Me puse de pie y con la mirada recorrí el resto de aquel santuario, preguntándome qué estaría buscando con tanto afán el que había entrado -bueno, «el» o «la»- como para haberle disparado a Paul. Quienquiera que hubiese estado revolviendo en el estudio de Ulrich había entrado en aquella habitación con la misma impaciencia. Había libros abiertos y tirados por el suelo. No los toqué por si tenían huellas dactilares, pero me parecieron una colección de escritos sobre el Holocausto: memorias, biografías que iban desde la de Elie Wiesel hasta la de William Shirer, pasando por todo tipo de cosas. Vi el War Against thejews (La guerra contra los judíos) de Lucy Dawidowicz's tirado junto al Seed ofSarah (La semilla de Sarah) de Judith Isaacson. Si Paul se había pasado día tras día leyendo todo aquello, bien podía haber acabado por no distinguir entre sus propios recuerdos y los de otras personas.
Estaba bajando las escaleras para volver a llamar por teléfono cuando, por fin, oí pisadas en el recibidor delantero y voces que llamaban. «Aquí arriba», contesté, mientras me quitaba los guantes de goma y me los metía en uno de los bolsillos.
Los enfermeros subieron corriendo con la camilla. Les conduje hasta el fondo del pasillo, cuidando de no entorpecerles el camino.
– ¿Es usted su esposa? -me preguntaron.
– No. Soy amiga de la familia -dije-. Habíamos quedado en que vendría a recoger una cosa y, cuando entré, me encontré este…, este caos.
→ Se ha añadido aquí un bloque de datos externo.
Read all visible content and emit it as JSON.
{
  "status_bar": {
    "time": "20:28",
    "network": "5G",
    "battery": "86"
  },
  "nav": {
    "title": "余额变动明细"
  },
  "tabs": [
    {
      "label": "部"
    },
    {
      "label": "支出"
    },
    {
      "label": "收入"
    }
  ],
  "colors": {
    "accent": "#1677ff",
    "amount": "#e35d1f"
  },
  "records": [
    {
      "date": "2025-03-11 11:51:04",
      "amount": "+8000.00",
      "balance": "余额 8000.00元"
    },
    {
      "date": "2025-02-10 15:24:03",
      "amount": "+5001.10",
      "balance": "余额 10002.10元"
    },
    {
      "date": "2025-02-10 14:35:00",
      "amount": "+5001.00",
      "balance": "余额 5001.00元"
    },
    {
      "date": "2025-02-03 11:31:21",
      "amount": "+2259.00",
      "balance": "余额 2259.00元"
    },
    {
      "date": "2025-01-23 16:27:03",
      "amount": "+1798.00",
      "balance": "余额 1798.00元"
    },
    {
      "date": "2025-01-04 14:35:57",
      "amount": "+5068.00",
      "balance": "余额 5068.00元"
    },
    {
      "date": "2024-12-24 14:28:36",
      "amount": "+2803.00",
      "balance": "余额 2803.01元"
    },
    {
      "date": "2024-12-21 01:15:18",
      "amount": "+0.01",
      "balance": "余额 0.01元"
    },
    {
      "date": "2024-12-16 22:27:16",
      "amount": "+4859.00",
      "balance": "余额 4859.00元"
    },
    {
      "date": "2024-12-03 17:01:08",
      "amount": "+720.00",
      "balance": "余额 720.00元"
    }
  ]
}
Él es soltero y no tiene familiares cercanos, que yo sepa.
– ¿Puede venir con nosotros al hospital para rellenar los impresos?
– Tiene medios económicos suficientes y, si es necesario, podrá pagar la factura. Creo que en la cartera lleva una tarjeta que dice a quién hay que avisar en caso de accidente. ¿A qué hospital van a llevarlo?
– Al Misericordioso Amor. Es el más cercano. Vaya al mostrador de recepción del Servicio de Urgencias para rellenar los impresos en cuanto llegue. ¿Nos puede retirar esa manta para que lo pongamos en la camilla?
Al quitarle el edredón, cayó una llave. Sin duda Paul la había tenido sujeta en el puño y, al perder el conocimiento, la había soltado. Me agaché para recogerla mientras los enfermeros le colocaban sobre la camilla. El movimiento le hizo volver ligeramente en sí. Abrió los ojos, parpadeó sin enfocar bien la vista y me vio inclinada hacia él a la altura de su rostro.
– Me duele. ¿Quién… es… usted?
– Soy amiga de Rhea, Paul, ¿no se acuerda? -le dije con el tono más tranquilizador posible-. Se va usted a poner bien. ¿Sabe quién le ha disparado?
– Use-dijo respirando roncamente-. Use… Bullfin. Dígaselo… a Rhea. Los de las SS… saben dónde…
– ¿Bullfin? -pregunté dudando.
– No -contestó y trató de corregirme con tono débil e impaciente. Yo seguí sin poder entender con claridad el apellido. Los enfermeros empezaron a recorrer el pasillo. Cada segundo era importante. Fui con ellos hasta donde comenzaba la escalera y cuando empezaron a bajar, Paul se giró en la camilla, intentando fijar en mí su vidriosa mirada.
– ¿Rhea?
– Le aseguro que le contaré lo que ha pasado. Ella le cuidará -le dije a modo de consuelo. Era lo mínimo que podía ofrecerle.